What Scripture doesn't do is present man as a complex composition of parts made of body, soul, and spirit. Man is treated as a unified creature, man is a living, breathing, spiritual, physical animal or creature. I don't have parts, I'm just
me. Now talking about me I can say things like I have a body and I have a mind, but I am all those various things I could say about me not as a piecemeal thing, but just as a thing. I'm not a soul in a body, I'm a body with soul--I breathe, I'm thinking, I'm feeling. The ideas of spirit and soul seem to be ways of expressing this fact that I'm here right now with a thinking mind aware of myself thinking--what we today call
sapience. There's something seemingly missing when once a person was right here with me and, a lifetime or tragedy later, I can see them, see them physically and yet they seem fundamentally missing from the world. That quintessential difference between life and death is what we might call the soul, or the spirit.
Having said all this, even if for a moment we embrace a trichotomist view of man, this has nothing to do with the Trinity. God doesn't have parts, God is One: "Hear O Israel the Lord your God, the Lord is one." The doctrine of the Trinity doesn't a God in three parts, but the mystery of God's Essential Oneness and Hypostatic Threeness. God is the One-and-Three, or
Trinity.
When Jesus died, so did the Father and the Holy Ghost...death is separation from God. Jesus gave up the ghost and laid in the grave till he was resurrected...
That heresy was already done and dealt with nearly 1800 years ago, known as Patripassionism the teaching that the Father suffered on the cross, it was associated with the heretical teachings of Modalistic Monarchians such as Sabellius and Praxeas. It is the Son who suffered, not the Father or the Holy Spirit.
For there are three that bear record in heaven, the Father, the Word, and the Holy Ghost: and these three are one...1John 5:7 Just like us, body, soul and spirit.

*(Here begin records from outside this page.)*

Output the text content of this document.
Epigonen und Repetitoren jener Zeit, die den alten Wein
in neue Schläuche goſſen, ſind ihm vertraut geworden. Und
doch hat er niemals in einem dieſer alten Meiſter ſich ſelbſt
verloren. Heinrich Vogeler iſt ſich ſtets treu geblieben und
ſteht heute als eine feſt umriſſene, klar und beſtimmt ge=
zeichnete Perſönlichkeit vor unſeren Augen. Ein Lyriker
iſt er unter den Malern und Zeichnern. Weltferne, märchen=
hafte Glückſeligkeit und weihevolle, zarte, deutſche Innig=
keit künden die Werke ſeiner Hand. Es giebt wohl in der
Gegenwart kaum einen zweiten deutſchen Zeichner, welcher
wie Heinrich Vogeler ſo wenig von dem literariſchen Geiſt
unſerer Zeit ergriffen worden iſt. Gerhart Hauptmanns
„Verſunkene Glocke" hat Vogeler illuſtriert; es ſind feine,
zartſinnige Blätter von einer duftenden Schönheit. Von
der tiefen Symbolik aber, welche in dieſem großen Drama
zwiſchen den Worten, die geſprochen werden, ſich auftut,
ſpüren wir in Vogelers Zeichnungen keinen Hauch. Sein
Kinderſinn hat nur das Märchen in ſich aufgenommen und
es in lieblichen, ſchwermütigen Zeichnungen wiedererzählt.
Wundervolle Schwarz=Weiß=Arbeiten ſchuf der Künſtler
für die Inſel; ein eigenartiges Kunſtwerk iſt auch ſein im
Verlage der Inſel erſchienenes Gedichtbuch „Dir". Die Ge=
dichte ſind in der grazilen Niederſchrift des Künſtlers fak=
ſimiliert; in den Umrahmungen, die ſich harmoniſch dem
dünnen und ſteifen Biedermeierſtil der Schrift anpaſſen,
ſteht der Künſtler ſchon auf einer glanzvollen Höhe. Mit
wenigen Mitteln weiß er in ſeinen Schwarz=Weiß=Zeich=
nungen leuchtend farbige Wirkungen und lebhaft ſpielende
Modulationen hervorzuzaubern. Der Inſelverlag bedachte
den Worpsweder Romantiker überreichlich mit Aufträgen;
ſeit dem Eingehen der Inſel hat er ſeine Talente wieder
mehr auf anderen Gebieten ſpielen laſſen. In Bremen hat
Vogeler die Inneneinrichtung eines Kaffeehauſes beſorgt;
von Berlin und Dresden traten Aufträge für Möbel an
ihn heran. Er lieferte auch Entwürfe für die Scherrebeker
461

As noted already, no. Further the Comma Johanneum is a known late (very, very late) interpolation into the text. Late medieval versions of the Vulgate contained it, and it is largely thought to have come about through scribal error, namely that it was originally a scribal note in the margins that through a scribal mistake entered into the text proper. It simply did not exist in any Greek texts, as such when in the 16th century Erasmus put together his critical edition of the Greek New Testament his first two editions did not contain the Comma, but some of his superiors put pressure on him to add it--he refused because he could not find any Greek manuscripts that contained it and unless he had a Greek manuscript to support it he could not in good conscious include it in his critical text. Eventually a Greek text was provided him, though it was either incredibly late (14th or 15th century) or possibly forged specifically in order to convince Erasmus to include it. Nevertheless in his third, fourth, and fifth editions it was included, and given that these were the editions of Erasmus critical text that later English translators used it was included in Tyndale's and Coverdale's translations, which were largely borrowed from by the translators of the King James Version, and they too relied on these editions of Erasmus critical text for their own work. Which is the entire reason why the KJV contained the Comma, and is also why revisions to the "standard text" such as the RSV, the ASV, the NRSV, and the ESV as well as unrelated and completely new translations such as the NIV do not include the Comma. It simply doesn't belong, it was an error to include it in the first place.